”Bugünkü okullarda
yetişen gençlere ülke yönetimi teslim edilemez. Biz, laik okullara karşı
imam–hatip okullarını bir seçenek olarak düşünüyoruz. Devletin kilit
mevkilerine yerleştireceğimiz kişileri, bu okullarda yetiştireceğiz” -Cevdet Sunay
TC 5.Cumhurbaşkanı…
”İmam–hatip
okullarında iyi eğitim veriliyor. O çocuklardan zarar gelmez. Türkiye laikliği
dinsizlik olarak anlamış, yanlış tatbikatlar yapmıştır. 1930’lardaki laiklik
anlayışını yanlış olarak görüyorum”.
-Kenan
Evren TC 7.Cumhurbaşkanı…
”Biz dindar ve kindar bir nesil yetiştireceğiz.”
-Recep Tayyip Erdoğan TC
12.Cumhurbaşkanı
”Eğitimin amacı yalnız hükümete memur yetiştirmek değil, ülkede ahlaklı, cumhuriyetçi, devrimci, atılgan, olumlu, giriştiği işleri başarabilecek yetenekte, dürüst, sorgulayıcı, iradeli, yaşamda karşılaşacağı engelleri yenecek güçte, karakter sahibi genç yetiştirmektir”.
Mustafa
Kemal Atatürk TC 1.Cumhurbaşkanı
Eğitimde
Yönetim Devri: İkili Anlaşma
Türkiye, 27 Aralık
1949 tarihinde ABD ile “Türkiye ve ABD Hükümetleri Arasında Eğitim Komisyonu
Kurulması Hakkındaki Anlaşma” adıyla bir ikili anlaşma imzaladı. İsmet
İnönü’nün Cumhurbaşkanı olduğu bir dönemde imzalanan anlaşmanın öne çıkan
özelliği, Türkiye’de kazanılacak ‘Amerikan yanlısı kadroların eğitilme
biçiminin saptanması’ ve ‘bu uğurda yapılacak harcamaların karşılama
yöntemlerinin’ belirlenmesiydi. Anlaşma; Türkiye’den ABD’ne gönderilecek
Türk öğrenci, öğretim üyesi ve kamu görevlileri ile ABD’nden Türkiye’ye
gönderilecek Amerikalı ‘uzman’, ‘araştırmacı’ ve ‘eğitimci’

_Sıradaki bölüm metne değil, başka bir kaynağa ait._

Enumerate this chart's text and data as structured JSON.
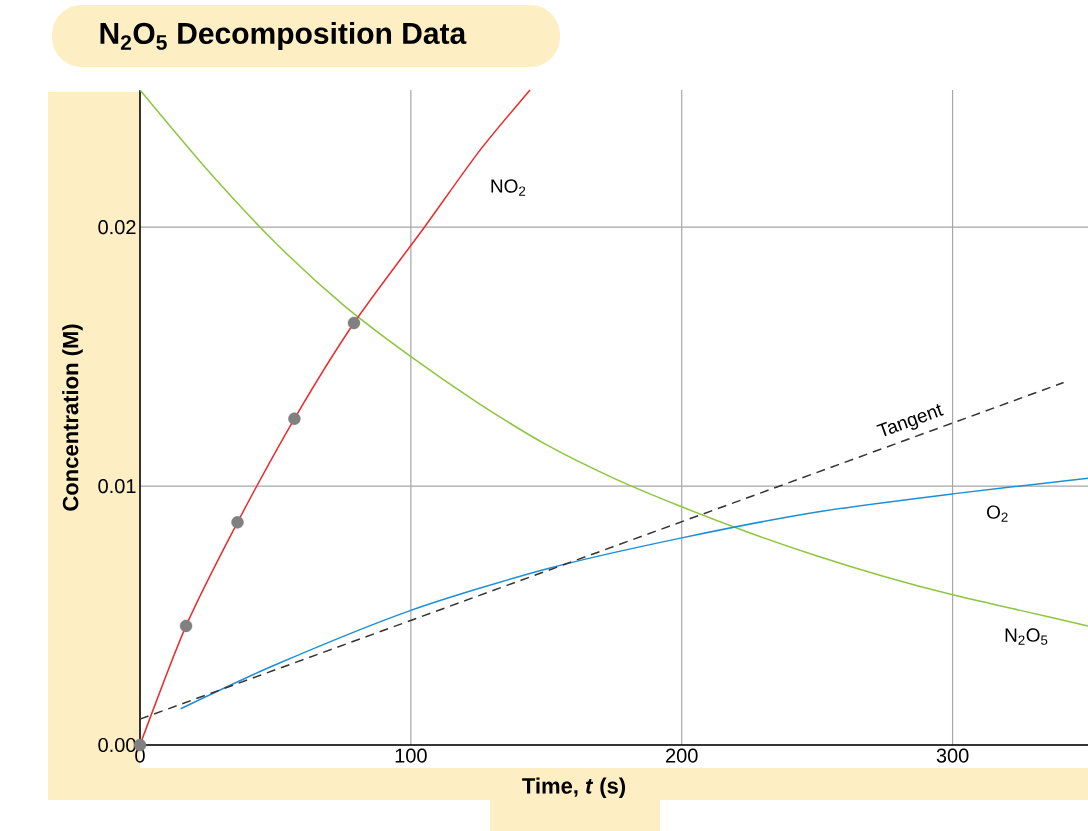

nin konumlarını belirliyordu.
Anlaşmanın 1.Maddesi şöyleydi; “Türkiye’de, Birleşik
Devletler Eğitim Komisyonu adı altında bir komisyon kurulacaktır. Bu komisyon,
niteliği bu anlaşmayla belirlenen ve parası T.C. Hükümeti tarafından finanse
edilecek olan eğitim programlarının yönetimini kolaylaştıracak ve Türkiye
Cumhuriyeti ile Amerika Birleşik Devletleri tarafından tanınacaktır”.1
Eğitim
Sistemini Belirleyenler
Anlaşma’nın 5. Maddesi, dikkat çekici maddelerden biriydi.
Bu madde, yukarıda açıklanan işleri yapma yetkisinde olan, ‘Türkiye’de
Birleşik Devletler Eğitim Komisyonu’nun kuruluşunu belirliyordu. 5.Madde şöyleydi:
“Komisyon, dördü T.C. vatandaşı ve dördü ABD vatandaşı olmak üzere 8 üyeden
oluşacaktır. ABD’nin Türkiye’deki diplomatik misyon şefi komisyonun fahri
başkanı olacak ve komisyonda oyların eşit olması halinde kararı, komisyon
başkanı verecektir”.2
ABD Denetiminde Milli Eğitim
1949 yılında imzalanan
‘Türkiye ve ABD Hükümetleri Arasında Eğitim Komisyonu Kurulması Hakkındaki
Anlaşma’, Türk Milli Eğitimi’ni ABD denetimine bırakan süreci başlattı.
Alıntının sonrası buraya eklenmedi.